The summer after her first-year of college, Janicke participated in CMU's Summer Undergraduate Research Apprenticeship (SURA) course as part of Destenie Nock's Energy, Equity and Sustainability Group where she led multiple analyses, investigating everything from air pollution associated with transmission and distribution systems to the compounding effects of poverty at a national scale.
"Lauren is not afraid to dive headfirst into the unknown," said Nock, an assistant professor of engineering and public policy and civil and environmental engineering. "A great researcher is defined by their ability to cut through the uncertainty and complicated nature of social and technical decision making, which Lauren does masterfully."
As part of her work with Nock, Janicke created a risk assessment model to quantify the amount of carbon dioxide, atmospheric pollutants and particulate matter emissions associated with the transmission and distribution of electricity in the continental United States.
"She continued working with me during the semester to expand the work to a global analysis for 146 countries," Nock said. "Over the course of the SURA program her work was of such high quality that she is now a coauthor on an academic research paper."
During a virtual energy hackathon hosted by Carnegie Mellon's Wilton E. Scott Institute for Energy Innovation, Janicke, a rising junior, worked with doctoral candidates to create an interactive dashboard to inform renewable energy investments in Uganda based on insights from data available on World Bank websites. The team's project examined power plants — in various stages of development — as well as transmission lines, population density, current electrification, wind potential and solar potential. The team provided statistics about Uganda, costs of potential renewable energy projects, social and political factors. Janicke created a graph showing the carbon dioxide offsets compared to using biofuels for potential projects as part of her contribution. The team took first place.
Recently Janicke's achievements have entered the national stage. The National Oceanic and Atmospheric Administration awarded Janicke an Ernest F. Hollings scholarship. The award provides up to $9,500 for each of two years of study and a 10-week, full-time paid internship at a NOAA facility.
"I applied because I wanted to have a chance to learn more about how climate modeling works within the government and learn how to educate others about science," Janicke said.

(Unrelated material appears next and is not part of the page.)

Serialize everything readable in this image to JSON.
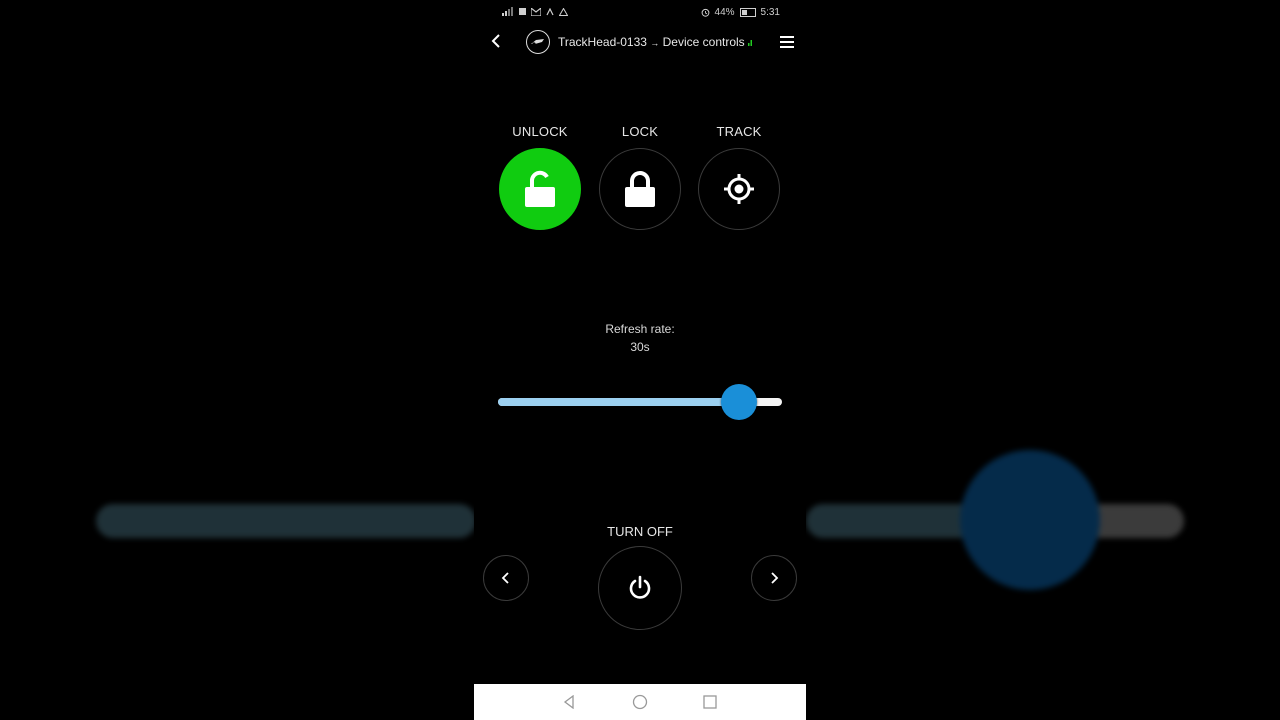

In anticipation of the work at NOAA next year Janicke continues to build her research skills this summer at the National Renewable Energy Laboratory (NREL) in Colorado. While at NREL she will build her data science skills.
"Lauren has exhibited a motivation and enthusiasm for her academic pursuits that I believe is noteworthy," said Glenn Clune, academic adviser in the Department of Statistics and Data Science. "She's passionate about what she's doing and has made a personal connection to her work. I am fully confident in her ability and I'm personally excited to see what she accomplishes next."
Abigail Owen, the director of education of CMU's Steinbrenner Institute for Environmental Education and Research and an assistant teaching professor in the Department of History, is the faculty adviser to CMU's minor in environmental and sustainability studies.
"Lauren chose a minor that combines science with humanities, and a focus on environmental justice," Owen said. "I'm excited for Lauren and how she includes humanity and the environment in her work."